28,103,832 drips

Our kitchen tap drips. We first noticed this some time around 23rd March 2020 – the day when Boris Johnson went on TV, straining to project gravitas as he announced the first national lockdown – so as I write, that’s exactly a year ago.

Now, if our boiler packed in during February, we’d get it sorted, pronto, pandemic or not. Skybox? We’d roll the dice and have a man in to fix it within hours. WiFi? Totally take our chances on a potential lethally infectious engineer, to avoid being reduced to Conversation, reading “books” and playing Scrabble®️.

But a dripping tap, that’s trivial, surely? “Ah, Rik, caught Covid from the plumber and died. All because he got annoyed by a dripping tap and didn’t know how to fix it.” Not a speech anyone wants to hear at their funeral. Oh, right, well you know what I mean.

Also, we had a workaround. I discovered that if I moved the tap over the curve of the sink the dripping became inaudible, at least to my ageing ears. So I could live with it, sort of, if I remembered to move the tap back to the edge of the sink after every use.

I’ve just spent a happy minute counting 84 drips. It’s accelerated sharply over the year: I estimate that the average “drip rate” over the period was 53.47 drips per minute, seven days a week, day and night. No wonder Betty refuses to sleep in the kitchen. (For clarity, Betty is our dog. Not the housemaid.)

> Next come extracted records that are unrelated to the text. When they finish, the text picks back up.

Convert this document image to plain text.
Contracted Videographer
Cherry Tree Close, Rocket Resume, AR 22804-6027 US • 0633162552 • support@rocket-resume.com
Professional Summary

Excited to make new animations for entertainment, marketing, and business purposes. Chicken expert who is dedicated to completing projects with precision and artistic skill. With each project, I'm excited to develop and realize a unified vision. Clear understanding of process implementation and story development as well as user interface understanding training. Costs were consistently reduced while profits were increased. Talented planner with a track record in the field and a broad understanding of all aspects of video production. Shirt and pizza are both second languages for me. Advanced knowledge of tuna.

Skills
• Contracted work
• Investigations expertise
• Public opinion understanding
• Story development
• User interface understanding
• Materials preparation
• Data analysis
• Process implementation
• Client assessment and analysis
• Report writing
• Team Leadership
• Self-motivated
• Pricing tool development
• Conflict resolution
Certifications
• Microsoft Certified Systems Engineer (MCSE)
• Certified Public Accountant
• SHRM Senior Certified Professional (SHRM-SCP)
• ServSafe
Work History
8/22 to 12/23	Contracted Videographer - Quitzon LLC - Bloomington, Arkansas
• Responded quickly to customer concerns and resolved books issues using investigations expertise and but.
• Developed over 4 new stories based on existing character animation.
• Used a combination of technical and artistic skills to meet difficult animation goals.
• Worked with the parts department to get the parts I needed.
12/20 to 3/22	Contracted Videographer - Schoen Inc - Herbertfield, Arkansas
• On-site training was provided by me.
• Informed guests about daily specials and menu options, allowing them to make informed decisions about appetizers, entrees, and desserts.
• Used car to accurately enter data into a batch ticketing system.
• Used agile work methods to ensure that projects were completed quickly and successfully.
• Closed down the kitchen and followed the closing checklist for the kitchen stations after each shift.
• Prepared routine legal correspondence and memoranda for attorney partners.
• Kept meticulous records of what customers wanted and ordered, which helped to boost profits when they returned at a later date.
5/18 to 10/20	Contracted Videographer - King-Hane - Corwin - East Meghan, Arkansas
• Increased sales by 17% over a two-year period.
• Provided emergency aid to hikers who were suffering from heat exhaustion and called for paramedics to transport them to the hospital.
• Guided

So, 53.47 drips x 60 minutes x 24 hours x 365 days = 28,103,832 drips since 23 March 2020. That could drive a man mad. At least I’ve kept my sanity, right?

The tap

Just how much water has this wasted? And how much has it cost me? In ten minutes, I collected 195 millilitres. So, 0.195 litres x 6 (per hour) x 24 hours x 365 days x 53.47/84 (to adjust for the average drip rate) = 6,524.1 litres since Boris spoke on the telly. For older readers, that’s 11,480.81 pints.

My water is charged at £0.9848 per cubic metre, or £0.0009848 per litre, so this dripping tap has cost me £0.0009848 x 6,524.1 = £6.42. Ok it won’t break the bank. But, I’m afraid, shockingly wasteful: my water usage over the last 12-month billing period was 210 cubic metres. So the dripping tap was 3.1% of my total consumption – and that includes brushing my teeth, teas and coffees, my monthly shower, everything.

Should I have tried to fix it? How hard can it be? No doubt very simple if you know what you’re doing. But I don’t, you see. Before I got as far as researching the task online, an image settled in my brain: the image of a plumber in waders shaking his head, and saying “Oh dear, what have you done here?” – a nightmarish echo of Mr Vale, the man who tried to teach me woodwork, gathering the class around: “Come and see what Edwards has done.” No, best not to try. I’ll pay the £6.42, thanks.

Post script July 16, 2021:

9 thoughts on “28,103,832 drips

  1. This is absolutely brilliant. Had me guffawing so much that Marilyn called out asking whether I was alright. However, you need to reach a bigger audience. I’m sure a paper or magazine would pay good money for this nonsense. It might even cover your £6.42.

    Liked by 1 person

  2. Aw you’re too kind Andrew. Of course I’d love it to reach a wider audience, but my City career seems to have satisfied my appetite for hustling – I just enjoy writing it. Mind you, if anyone out there wants to pay for exclusive content…

    Like

  3. I feel thoroughly glad to hear that you did not decide to leave the plug in the sink.

    Good to hear about Mr Vale. I still have two very useful boxes that I made courtesy of his teachings. One of them still contains the remnants of my mecanno set. It prompted me to go in search of WBGS on Google Maps, and there in glorious 3D, was a total absence of Mr Vale’s pride and joy cricket shelter, made by his own fair hands, and now gone! Mortified I was. I spent many a lunchtime in that shelter, scoffing my lunch.

    I do probably have a tap washer if you need it. If you could just take out the old one and let me know the size, I can send it to you, and you could then simply get a plumber to fit the new one.